Apparently a career in journalism has recently been reassessed as a life threatening profession. The U.N. claims at least 71 journalist's lives were taken around the globe in 2009. Last year there were a whole lot of things happening economically and politically and strife was rampant. Therefore, journalists were in risky locales and more were killed in 2009 than in the past 30 years that people have been tracking this trend.
Nearly 30 of 2009's death toll occurred in one massacre in an election-related ambush in the Philippines last November. This was the worst known incident for journalists. But the worry did not end there. Last year alone in the People's Republic of China 24 journalists were imprisoned and Iran was not far behind with twenty three. The number of those in jail has now increased to forty seven in Iran. They continue to quiet bloggers and other internet users.
The tally the world over was 136 reporters jailed by the close of 2009, states Robert Mahoney the director of the Committee to Protect Journalists. It seems that things are only becoming more fatal in both the Far East and the Middle East.
Governments are trying to crack down on their critics. They attempt to do this by hacking into and sabotaging online news sites. This occurred in Tunisia when they targeted an online news site, Kalima. Iran has also tried to quiet opponents via a government crackdown. And they are also breaking into social networks in order to try and ascertain identities of both critcs and followers.
Of the seventy one total deaths in 2009, fifty one were murders and the other twenty four deaths continue to be under investigation. Before 2009, the highest amount of deaths per year was 67 and that was back in 2007. While this may be precarious, don’t be turned away, there are myriad perks that accompany the position. They get to circle the world and then report and write about exciting topics.
What better place for controversy and conflict than gathering the news?. That means journalists may to be with the military on the mountainside in Afghanistan, tracking along with Iranian protesters, and in China reporting about the pollution and lack of freedom in the press, or in Haiti after the earthquake, and next gathering data on the spread of the swine flu.
The job can be dangerous. Just look at the two journalists who were imprisoned when they stepped over the border into North Korea. No one knew how long it would take to get them released but eventually it happened.
Because of the imprisonment and slayings of journalists, Mahoney wants to have the U.N. be in the forefront and be more on the offense in regard to freedom of expression. Ultimately sovereignty lies with each country and they can almost do anything they want. Some would call that freedom?

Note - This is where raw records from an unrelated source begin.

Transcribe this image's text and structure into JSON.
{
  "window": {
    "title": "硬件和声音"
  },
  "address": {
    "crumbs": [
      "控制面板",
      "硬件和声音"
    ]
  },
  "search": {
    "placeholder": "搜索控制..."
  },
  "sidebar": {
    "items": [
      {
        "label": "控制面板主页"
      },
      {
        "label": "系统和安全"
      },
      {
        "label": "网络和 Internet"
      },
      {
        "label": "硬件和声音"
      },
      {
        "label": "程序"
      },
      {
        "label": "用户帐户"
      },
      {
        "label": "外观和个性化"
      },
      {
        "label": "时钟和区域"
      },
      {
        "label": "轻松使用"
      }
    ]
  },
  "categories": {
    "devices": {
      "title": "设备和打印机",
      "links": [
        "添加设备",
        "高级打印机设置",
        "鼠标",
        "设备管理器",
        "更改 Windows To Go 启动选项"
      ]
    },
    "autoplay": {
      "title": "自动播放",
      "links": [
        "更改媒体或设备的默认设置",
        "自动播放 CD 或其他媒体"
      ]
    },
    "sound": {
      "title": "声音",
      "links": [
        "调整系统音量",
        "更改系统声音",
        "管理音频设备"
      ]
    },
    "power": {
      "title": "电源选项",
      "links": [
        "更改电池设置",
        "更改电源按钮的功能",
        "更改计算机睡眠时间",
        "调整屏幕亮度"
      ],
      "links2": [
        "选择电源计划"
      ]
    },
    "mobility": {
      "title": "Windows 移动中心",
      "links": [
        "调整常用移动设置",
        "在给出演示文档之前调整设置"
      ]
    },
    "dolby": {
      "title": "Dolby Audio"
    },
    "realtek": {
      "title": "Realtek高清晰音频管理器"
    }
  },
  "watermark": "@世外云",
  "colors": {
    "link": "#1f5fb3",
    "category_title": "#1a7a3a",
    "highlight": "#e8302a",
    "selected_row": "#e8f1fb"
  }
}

Article Source: http://www.articlecontentprovider.com/articlesubmit

Apparently a career in journalism has been reassigned as a dangerous profession. The U.N. claims no less than 71 journalists were killed across the globe in 2009. Last year there were a whole lot of things happening economically and politically and clashes were common. So journalists were in unsafe positions and more were killed in 2009 than in the past thirty years that people have been following this growing trend.